The second chapter begins fifteen years later. Jenn has split from Bobby, and is now working as a librarian at Toronto City Hall. After all this time, her thoughts drift back to the innocent evening spent with Mike. It wasn't that she wasn't attracted, but that she was married.

Mike got married himself – to a Rosedale ice queen – but is recently divorced. Now mayor of Toronto, Jenn sees him from time to time walking through the lobby, but he never sees her. Then, one day, they happen to stand next to each other while watching skaters on Nathan Phillips Square.  


Firebrand being my first Harlequin Superromance, I had no idea what to expect. Still, these things surprised:
  • Elizabeth II as a character.
  • Ribaldry.
  • A debate over whether the Toronto Police Service should be armed with Uzis.
  • A rally against arts cut-backs (with allusion to the cancellation of The Friendly Giant).
  • A sex scene that takes place in the mayor's office.
Yes, a sex scene in the mayor's office. What's more, it takes place before expansive windows overlooking the city:
Suddenly the room behind her was plunged into darkness, and the square outside seemed to spring into full vibrant light. The fountain in the middle gleamed beneath its lighted arches. Queen Street and Bay Street glowed from Saturday night traffic. The clock tower of Old City Hall shone the hour with benign dignity, while all around, office buildings, banks, insurance companies and hotels cast glitter from myriad windows into the night. And above it all shone the full moon, golden, warm, familiar, seductive.
Firebrand is as much a novel about the love between Jenn and Mike as it is the author's love for her hometown. This is no brilliant observation on my part.
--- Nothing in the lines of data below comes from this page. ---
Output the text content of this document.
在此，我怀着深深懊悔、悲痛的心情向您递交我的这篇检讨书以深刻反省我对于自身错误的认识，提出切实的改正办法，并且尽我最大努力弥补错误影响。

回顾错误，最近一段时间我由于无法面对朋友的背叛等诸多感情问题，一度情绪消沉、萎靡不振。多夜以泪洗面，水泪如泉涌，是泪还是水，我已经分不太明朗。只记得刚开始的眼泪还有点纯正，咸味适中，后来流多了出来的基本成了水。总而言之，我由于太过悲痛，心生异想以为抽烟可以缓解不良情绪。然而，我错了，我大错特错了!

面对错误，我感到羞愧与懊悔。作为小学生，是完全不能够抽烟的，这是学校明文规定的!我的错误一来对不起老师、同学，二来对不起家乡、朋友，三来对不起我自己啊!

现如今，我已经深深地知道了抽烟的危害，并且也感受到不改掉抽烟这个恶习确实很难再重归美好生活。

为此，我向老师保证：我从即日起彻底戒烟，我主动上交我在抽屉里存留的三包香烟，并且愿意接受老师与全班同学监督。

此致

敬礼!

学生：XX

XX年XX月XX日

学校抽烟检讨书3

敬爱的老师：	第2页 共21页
The couple stroll through Chinatown, drive along the Danforth, and sneak out of a ball at the King Edward Hotel. There are times it's all a bit forced, though I'm ready to blame an editor's heavy hand for sentences such as this: "She was in The Room, the most exclusive boutique in Simpsons, a huge department store on Yonge Street not far from City Hall."


"I love you, you big heap of brick and concrete," Jenn cries out one morning as she gazes upon the city. The greatest threat to the budding romance between mayor and librarian is found in their disagreement over the future of the Leslie Street Spit. That obstacle evaporates unresolved; others, promised by cover copy, prove no more intrusive than Timothy Eaton's left toe, and things move along toward the usual conclusion. Like City Hall itself, Firebrand alternates between the conventional and the unconventional. Or maybe not. It's my first Superromance.

Note to cleaning staff:
Before her, all six-foot-four of him glowing in the soft window light, stood Mike, fully and gloriously a man. Hungry for her with a hunger that was obvious in every part of his huge body. She dropped her eyes, suddenly shy.
     That gesture of shyness pushed him right over the edge of longing. He wanted her so much. He took a single step closer.
     And she fairly ran into his arms. Sweet, wise, willing Jenn. She had his heart, his soul, his body and his love.
     Tenderly he lowered her onto the deep, soft rug.
Dedication:


Trivia: The man who slapped John Sewell was Alderman Horace Brown, author of The Corpse was a BlondeThe Penthouse Killings, Murder in the Rough and Whispering City.


Object: A 306-page mass market paperback with and additional four pages of advertising. Today's bibliophiles will regret having missed out on this exciting offer:


My copy was given to me by Amy Lavender Harris, author of the acclaimed Imagining Toronto. I have Amy to thank for bringing this novel to my attention.

Access: Published in April 1986 – and never again – it's held only by Library and Archives Canada. There are plenty of used copies available online, ranging in price from 1¢ to US$44.60. Pay no more than one dollar.

The only translation of which I'm aware is Um homem inatingível [An Unattainable Man], published in 1986 by Brazil's Editora Nova Cultural.